Lapointe is a multi-talented artist who has experimented with a variety of media, including lithography, watercolour, acrylic, and sculpture. In the 1970s, Lapointe created one of his best-known works, the acclaimed Newfoundland Postcard Series. It consists of more than 20 lithograph prints using old postcard messages from around the province.
He also produced several audio-visual presentations with the late musician/composer Don Wherry, such as The Pond (1977) and The Door – A Circular Passage (1986). Other multimedia projects in which he has participated include Ice Report, which toured Canada and was presented in Paris, France; and Birds and Pond, which was purchased by the National Film Board of Canada in 1981.
In addition to his work as a visual artist, Lapointe has taught art at Memorial University and the Dundas Valley School of Art in Hamilton, Ontario. He taught visual design on a part-time basis at the Provincial Craft School in St. John's for 10 years and, during the 1990s, he conducted workshops in colour and design in locations throughout Newfoundland and Labrador.
Lapointe is also known for the remarkable house he built on the edge of a 46-metre cliff in Tors Cove, Newfoundland. It served as his home and his workspace for a number of years and was featured in several magazines. Lapointe has since returned to his hometown of Port Rexton, Trinity Bay.
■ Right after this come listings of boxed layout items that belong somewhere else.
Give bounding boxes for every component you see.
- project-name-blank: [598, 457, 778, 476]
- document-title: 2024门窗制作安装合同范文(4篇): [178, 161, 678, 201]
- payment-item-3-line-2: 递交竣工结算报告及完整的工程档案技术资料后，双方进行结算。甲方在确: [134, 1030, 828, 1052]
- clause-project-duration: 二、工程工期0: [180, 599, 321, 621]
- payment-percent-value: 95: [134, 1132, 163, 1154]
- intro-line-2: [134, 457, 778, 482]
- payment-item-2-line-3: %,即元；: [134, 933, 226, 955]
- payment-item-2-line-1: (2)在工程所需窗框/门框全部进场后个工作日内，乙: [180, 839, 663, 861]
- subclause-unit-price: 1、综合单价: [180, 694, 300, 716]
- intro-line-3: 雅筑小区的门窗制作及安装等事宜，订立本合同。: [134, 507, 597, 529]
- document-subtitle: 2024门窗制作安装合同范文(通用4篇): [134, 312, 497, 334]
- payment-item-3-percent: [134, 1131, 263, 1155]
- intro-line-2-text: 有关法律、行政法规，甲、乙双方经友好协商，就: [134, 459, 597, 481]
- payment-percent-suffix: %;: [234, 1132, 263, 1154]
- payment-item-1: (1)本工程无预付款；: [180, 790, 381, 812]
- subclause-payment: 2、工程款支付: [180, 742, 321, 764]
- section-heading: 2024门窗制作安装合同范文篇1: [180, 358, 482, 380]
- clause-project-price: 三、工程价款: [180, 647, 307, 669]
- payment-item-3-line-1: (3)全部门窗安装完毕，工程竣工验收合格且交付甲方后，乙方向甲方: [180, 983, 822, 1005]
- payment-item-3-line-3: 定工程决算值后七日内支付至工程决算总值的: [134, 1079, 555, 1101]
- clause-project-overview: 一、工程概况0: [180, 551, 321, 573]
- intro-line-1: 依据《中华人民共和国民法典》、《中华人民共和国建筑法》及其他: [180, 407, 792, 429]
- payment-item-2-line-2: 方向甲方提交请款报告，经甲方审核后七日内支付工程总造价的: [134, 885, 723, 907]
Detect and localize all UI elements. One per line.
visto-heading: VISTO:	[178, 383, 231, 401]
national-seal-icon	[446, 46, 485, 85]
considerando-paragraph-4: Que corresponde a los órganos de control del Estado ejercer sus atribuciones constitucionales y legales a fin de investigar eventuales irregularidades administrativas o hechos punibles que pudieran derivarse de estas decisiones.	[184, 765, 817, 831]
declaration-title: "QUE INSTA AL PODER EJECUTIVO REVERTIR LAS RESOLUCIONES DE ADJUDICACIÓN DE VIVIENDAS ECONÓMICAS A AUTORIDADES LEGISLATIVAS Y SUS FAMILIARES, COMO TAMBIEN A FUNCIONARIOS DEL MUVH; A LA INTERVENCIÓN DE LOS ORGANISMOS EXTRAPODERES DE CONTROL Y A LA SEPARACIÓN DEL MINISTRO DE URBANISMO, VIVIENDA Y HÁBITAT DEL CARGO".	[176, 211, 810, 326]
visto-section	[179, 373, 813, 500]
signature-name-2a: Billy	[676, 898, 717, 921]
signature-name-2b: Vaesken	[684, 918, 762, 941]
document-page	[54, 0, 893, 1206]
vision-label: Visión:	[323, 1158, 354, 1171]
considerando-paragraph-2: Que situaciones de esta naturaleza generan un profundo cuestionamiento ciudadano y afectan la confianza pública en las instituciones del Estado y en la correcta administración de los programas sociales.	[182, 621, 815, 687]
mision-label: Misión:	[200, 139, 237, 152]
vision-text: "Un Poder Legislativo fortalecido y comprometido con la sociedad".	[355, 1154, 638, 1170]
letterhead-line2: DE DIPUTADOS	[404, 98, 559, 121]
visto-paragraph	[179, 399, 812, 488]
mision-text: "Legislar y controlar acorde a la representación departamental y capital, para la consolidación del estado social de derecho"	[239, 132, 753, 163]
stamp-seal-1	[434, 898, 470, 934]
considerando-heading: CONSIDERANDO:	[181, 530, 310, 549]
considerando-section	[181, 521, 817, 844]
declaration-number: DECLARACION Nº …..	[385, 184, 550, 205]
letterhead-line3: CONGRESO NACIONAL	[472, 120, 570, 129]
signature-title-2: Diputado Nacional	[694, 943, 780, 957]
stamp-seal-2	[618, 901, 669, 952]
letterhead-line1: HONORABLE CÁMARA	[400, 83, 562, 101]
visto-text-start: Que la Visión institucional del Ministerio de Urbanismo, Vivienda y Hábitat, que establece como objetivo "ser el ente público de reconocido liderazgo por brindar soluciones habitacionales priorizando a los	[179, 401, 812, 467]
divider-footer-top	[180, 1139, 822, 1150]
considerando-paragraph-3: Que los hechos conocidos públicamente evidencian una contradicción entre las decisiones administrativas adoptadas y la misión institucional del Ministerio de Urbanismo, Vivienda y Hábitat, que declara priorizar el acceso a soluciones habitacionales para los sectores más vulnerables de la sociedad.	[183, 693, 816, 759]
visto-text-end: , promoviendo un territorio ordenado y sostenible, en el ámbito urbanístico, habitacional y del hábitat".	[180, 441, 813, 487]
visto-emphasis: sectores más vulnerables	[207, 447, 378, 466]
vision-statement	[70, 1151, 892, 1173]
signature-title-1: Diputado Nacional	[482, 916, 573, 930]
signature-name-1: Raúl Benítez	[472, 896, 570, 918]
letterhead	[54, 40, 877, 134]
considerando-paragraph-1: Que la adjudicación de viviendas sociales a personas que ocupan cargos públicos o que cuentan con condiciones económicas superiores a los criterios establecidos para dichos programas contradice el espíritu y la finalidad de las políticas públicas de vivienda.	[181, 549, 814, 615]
Lapointe's work has been exhibited in solo and group shows across Canada, the United States, Europe, and Japan. His art is included in many private and public collections, including The Rooms Provincial Art Gallery's Permanent Collection, the National Gallery of Canada, The Canada Council Art Bank, the Vancouver Art Gallery, the Museum of Contemporary Canadian Photography, and the Art Gallery of Ontario.